President Emmanuel Macron called France’s snap parliamentary election to “clarify” the political situation. But after the shock second-round results, the waters are more muddied than they have been in decades.

While a surge in support for the left-wing New Popular Front (NFP) coalition foiled Marine Le Pen’s far-right National Rally (RN) party, French politics is now more disordered than it was before the vote.

So, what did we learn last night, who might be France’s next prime minister, and has Macron’s gamble “paid off?”

A shock victory, but not a decisive one

After leading the first round of voting last Sunday, the RN was closer to the gates of power than ever before, and was on the cusp of forming France’s first far-right government since the collaborationist Vichy regime of World War II.

But after a week of political bargaining, in which more than 200 left-wing and centrist candidates withdrew from the second round in a bid to avoid splitting the vote, the NFP – a cluster of several parties from the extreme left to the more moderate – emerged with the most seats in the decisive second round.

The NFP won 182 seats in the National Assembly, making it the largest group in the 577-seat parliament. Macron’s centrist Ensemble alliance, which trailed in a distant third in the first round, mounted a strong recovery to win 163 seats. And the RN and its allies, despite leading the first round, won 143 seats.

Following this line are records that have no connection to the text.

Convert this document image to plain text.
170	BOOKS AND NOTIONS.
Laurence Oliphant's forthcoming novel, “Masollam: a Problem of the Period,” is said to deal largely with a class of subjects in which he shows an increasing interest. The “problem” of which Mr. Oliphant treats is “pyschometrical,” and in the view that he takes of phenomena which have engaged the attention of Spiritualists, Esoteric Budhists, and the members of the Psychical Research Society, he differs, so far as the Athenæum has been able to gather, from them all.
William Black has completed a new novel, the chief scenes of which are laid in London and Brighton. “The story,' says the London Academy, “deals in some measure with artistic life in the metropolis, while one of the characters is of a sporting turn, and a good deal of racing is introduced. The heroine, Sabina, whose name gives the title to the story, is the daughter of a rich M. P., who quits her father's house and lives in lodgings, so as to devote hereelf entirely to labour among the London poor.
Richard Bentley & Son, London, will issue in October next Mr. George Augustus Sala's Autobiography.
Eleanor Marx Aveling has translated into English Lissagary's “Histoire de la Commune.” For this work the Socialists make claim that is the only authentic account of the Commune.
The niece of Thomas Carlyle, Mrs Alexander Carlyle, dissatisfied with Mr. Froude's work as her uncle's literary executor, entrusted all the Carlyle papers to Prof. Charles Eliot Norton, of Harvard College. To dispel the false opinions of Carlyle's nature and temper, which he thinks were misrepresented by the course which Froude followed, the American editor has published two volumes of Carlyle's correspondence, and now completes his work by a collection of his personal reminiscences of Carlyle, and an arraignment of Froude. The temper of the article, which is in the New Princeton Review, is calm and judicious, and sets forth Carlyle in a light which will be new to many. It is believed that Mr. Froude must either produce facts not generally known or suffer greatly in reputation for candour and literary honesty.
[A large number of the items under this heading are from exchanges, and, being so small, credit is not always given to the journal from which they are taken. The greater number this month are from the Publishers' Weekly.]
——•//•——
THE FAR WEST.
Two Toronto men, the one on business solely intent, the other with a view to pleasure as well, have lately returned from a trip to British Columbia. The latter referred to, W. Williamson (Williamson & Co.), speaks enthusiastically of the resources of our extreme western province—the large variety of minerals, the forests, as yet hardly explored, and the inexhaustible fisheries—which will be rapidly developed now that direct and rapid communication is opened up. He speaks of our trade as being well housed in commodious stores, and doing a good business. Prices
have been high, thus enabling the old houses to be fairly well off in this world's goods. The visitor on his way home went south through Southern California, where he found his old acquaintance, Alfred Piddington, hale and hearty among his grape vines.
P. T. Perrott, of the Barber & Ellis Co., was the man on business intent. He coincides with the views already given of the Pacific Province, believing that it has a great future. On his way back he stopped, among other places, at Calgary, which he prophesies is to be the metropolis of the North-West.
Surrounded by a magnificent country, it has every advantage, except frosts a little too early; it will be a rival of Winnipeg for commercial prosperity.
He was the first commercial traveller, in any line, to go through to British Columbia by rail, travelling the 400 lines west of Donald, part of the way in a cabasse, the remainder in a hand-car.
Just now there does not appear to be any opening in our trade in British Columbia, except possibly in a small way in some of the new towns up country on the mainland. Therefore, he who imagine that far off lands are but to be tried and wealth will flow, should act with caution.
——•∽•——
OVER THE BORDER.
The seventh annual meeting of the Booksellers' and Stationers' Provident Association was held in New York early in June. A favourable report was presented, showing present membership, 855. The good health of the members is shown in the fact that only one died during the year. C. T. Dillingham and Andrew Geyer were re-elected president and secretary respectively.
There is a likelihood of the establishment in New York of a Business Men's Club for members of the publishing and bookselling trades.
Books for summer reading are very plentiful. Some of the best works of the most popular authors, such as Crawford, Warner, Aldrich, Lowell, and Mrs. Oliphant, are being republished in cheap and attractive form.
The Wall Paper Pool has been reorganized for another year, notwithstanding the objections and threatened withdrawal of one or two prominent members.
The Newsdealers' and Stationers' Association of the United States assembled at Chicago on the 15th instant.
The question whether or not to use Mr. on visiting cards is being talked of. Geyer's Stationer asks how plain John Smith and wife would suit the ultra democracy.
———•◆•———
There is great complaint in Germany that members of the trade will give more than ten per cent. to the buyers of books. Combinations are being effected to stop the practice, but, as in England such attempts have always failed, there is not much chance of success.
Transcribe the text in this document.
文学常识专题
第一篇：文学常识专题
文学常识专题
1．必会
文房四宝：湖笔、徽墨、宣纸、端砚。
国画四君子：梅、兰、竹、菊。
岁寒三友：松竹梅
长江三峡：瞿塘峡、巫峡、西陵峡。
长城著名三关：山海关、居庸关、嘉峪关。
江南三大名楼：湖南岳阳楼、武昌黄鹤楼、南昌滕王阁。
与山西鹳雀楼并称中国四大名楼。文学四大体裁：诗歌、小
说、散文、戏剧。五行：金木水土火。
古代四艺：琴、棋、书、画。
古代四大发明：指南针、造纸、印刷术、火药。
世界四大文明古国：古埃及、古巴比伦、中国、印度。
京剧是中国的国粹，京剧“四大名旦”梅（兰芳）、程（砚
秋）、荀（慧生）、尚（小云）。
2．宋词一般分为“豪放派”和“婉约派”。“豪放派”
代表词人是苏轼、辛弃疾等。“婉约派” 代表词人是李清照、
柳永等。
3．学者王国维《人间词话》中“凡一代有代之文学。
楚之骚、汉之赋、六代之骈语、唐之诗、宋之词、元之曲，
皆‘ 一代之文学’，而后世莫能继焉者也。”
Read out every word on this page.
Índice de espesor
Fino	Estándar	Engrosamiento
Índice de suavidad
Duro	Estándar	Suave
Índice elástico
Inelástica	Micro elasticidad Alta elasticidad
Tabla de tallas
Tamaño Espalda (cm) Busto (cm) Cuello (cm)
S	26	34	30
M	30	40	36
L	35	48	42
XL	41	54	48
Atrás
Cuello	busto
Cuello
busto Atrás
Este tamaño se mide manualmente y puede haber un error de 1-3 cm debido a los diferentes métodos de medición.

Does that mean the NFP “won” the election? Not quite. Although the coalition has the most seats, it fell well short of the 289 seats required for an absolute majority, meaning France now has a hung parliament. If this was a victory for anything, it was the “cordon sanitaire,” the principle that mainstream parties must unite to prevent the extreme right from taking office.

The far right kept at bay, but more potent than ever

It was meant to be a coronation. Crowds of supporters had crammed into election night events at the RN party HQ in Paris and at outposts all over the country, to watch the moment many felt had been decades in the making: Confirmation that their party, and its long-taboo brand of anti-immigrant politics, had won the most seats in the French parliament.

That wasn’t to be. The fervent atmosphere soured as supporters saw the RN had slumped to third place. Jordan Bardella, the 28-year-old leader handpicked by Le Pen to freshen the party’s image and purge it of its racist and antisemitic roots, was dyspeptic. He railed against the “dangerous electoral deals” made between the NFP and Ensemble which had “deprived the French people” of an RN-led government.

“By deciding to deliberately paralyze our institutions, Emmanuel Macron has now pushed the country towards uncertainty and instability,” Bardella said, dismissing the NFP as an “alliance of dishonor.”

Still, the RN’s success should not be underestimated. In the 2017 elections, when Macron swept to power, the RN won just eight seats. In 2022, it surged to 89 seats. In Sunday’s vote, it won 125 – making it the largest individual party. That unity means it will likely remain a potent force in the next parliament, while the solidity of the leftist coalition remains untested.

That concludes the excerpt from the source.